Alors que les grandes puissances mondiales s’engagent dans une compétition acharnée pour la suprématie algorithmique, le Gabon trace une voie distincte. Lors du Dialogue Mondial sur la Gouvernance de l’IA, tenu à Genève sous l’égide des Nations Unies, Mark Alexandre Doumba, ministre gabonais de l’Économie numérique, a invité la communauté internationale à une réflexion approfondie. Pour Libreville, l’impératif n’est pas de développer la technologie la plus rapide, mais de concevoir un outil véritablement accessible à chaque individu.
Face aux géants de la technologie, souvent obnubilés par la taille des modèles et les capacités de calcul, le représentant gabonais a proposé un changement de perspective essentiel. « Il ne s’agit pas d’être le premier en matière d’IA. Il s’agit de déployer l’IA de manière étendue », a-t-il affirmé avec force.
Selon son analyse, l’effervescence actuelle néglige l’essentiel. Le véritable enjeu n’est plus d’ordre technique, mais résolument politique et humain : il s’agit de savoir qui sera capable d’établir les structures et les régulations indispensables à un déploiement responsable. Cette vision place la gouvernance et le discernement éthique au cœur des discussions.
L’essor de la « petite IA » et de l’impact local
Pour le Gabon, l’avenir de cette technologie réside dans une transition de la « grande IA » vers des solutions ciblées, parfaitement adaptées aux réalités du terrain. C’est ce que Mark Alexandre Doumba désigne comme la « petite IA ». « La véritable avancée ne réside pas dans des modèles toujours plus imposants. C’est l’adaptation locale qui permettra à un agriculteur africain d’utiliser cette technologie dans son propre contexte. », a-t-il mis en lumière.

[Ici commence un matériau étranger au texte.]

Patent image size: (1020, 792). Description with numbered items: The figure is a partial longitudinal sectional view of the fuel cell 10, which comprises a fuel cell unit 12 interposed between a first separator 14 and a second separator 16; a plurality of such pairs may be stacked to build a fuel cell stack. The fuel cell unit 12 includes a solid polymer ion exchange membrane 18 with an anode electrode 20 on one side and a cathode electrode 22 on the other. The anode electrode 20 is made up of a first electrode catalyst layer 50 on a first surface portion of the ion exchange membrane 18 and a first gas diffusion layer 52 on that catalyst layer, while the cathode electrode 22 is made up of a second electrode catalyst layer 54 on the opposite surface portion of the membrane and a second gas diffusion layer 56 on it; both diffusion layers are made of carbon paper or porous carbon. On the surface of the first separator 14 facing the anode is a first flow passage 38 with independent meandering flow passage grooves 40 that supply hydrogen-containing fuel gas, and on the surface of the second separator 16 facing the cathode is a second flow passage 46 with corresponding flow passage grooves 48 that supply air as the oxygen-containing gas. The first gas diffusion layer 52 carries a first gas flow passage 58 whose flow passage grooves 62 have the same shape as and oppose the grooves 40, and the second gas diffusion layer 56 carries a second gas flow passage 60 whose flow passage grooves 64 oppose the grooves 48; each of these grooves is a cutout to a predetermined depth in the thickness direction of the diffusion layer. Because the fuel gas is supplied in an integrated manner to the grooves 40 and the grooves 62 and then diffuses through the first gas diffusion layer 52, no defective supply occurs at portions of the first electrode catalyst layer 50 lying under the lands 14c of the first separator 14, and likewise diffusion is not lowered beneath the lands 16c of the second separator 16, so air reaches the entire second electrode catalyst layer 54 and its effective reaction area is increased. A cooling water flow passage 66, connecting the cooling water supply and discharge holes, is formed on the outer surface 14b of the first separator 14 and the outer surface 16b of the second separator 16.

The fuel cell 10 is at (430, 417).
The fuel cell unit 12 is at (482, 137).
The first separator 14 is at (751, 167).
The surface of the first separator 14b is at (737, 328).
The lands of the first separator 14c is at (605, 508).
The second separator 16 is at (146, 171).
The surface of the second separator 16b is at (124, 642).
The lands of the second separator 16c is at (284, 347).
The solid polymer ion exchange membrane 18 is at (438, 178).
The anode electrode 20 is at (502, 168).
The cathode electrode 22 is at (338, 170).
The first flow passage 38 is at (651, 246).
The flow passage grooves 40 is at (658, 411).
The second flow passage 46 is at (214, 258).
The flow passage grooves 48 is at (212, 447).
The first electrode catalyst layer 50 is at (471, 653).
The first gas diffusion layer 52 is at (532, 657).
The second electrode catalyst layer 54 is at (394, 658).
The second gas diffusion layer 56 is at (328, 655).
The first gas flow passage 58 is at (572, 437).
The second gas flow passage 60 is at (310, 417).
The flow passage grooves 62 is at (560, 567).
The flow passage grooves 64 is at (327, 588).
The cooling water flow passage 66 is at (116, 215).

Qu’il s’agisse d’optimiser les rendements agricoles, de moderniser les services publics ou d’améliorer l’accès aux soins de santé, la valeur ajoutée se mesurera aux bénéfices concrets apportés aux populations des pays du Sud, trop souvent reléguées au rôle de simples consommatrices de technologies importées.
Repenser le système pour éviter une nouvelle fracture
Au-delà de l’outil technique, le ministre perçoit l’IA comme un puissant moteur de transformation systémique. Elle ne doit pas se contenter d’optimiser l’existant, mais doit inciter à redéfinir les règles du jeu économique et social afin de promouvoir une inclusion généralisée.
Alors que l’humanité dispose d’un capital financier et technologique sans précédent, le risque d’une nouvelle fracture mondiale demeure significatif. En conclusion, l’émissaire gabonais a lancé un avertissement clair : sans une volonté collective de partager équitablement ces innovations, le fossé entre les concepteurs de l’IA et ses utilisateurs deviendra la nouvelle ligne de rupture du XXIe siècle. Le succès de cette révolution ne se mesurera pas en téraflops, mais en vies humaines améliorées.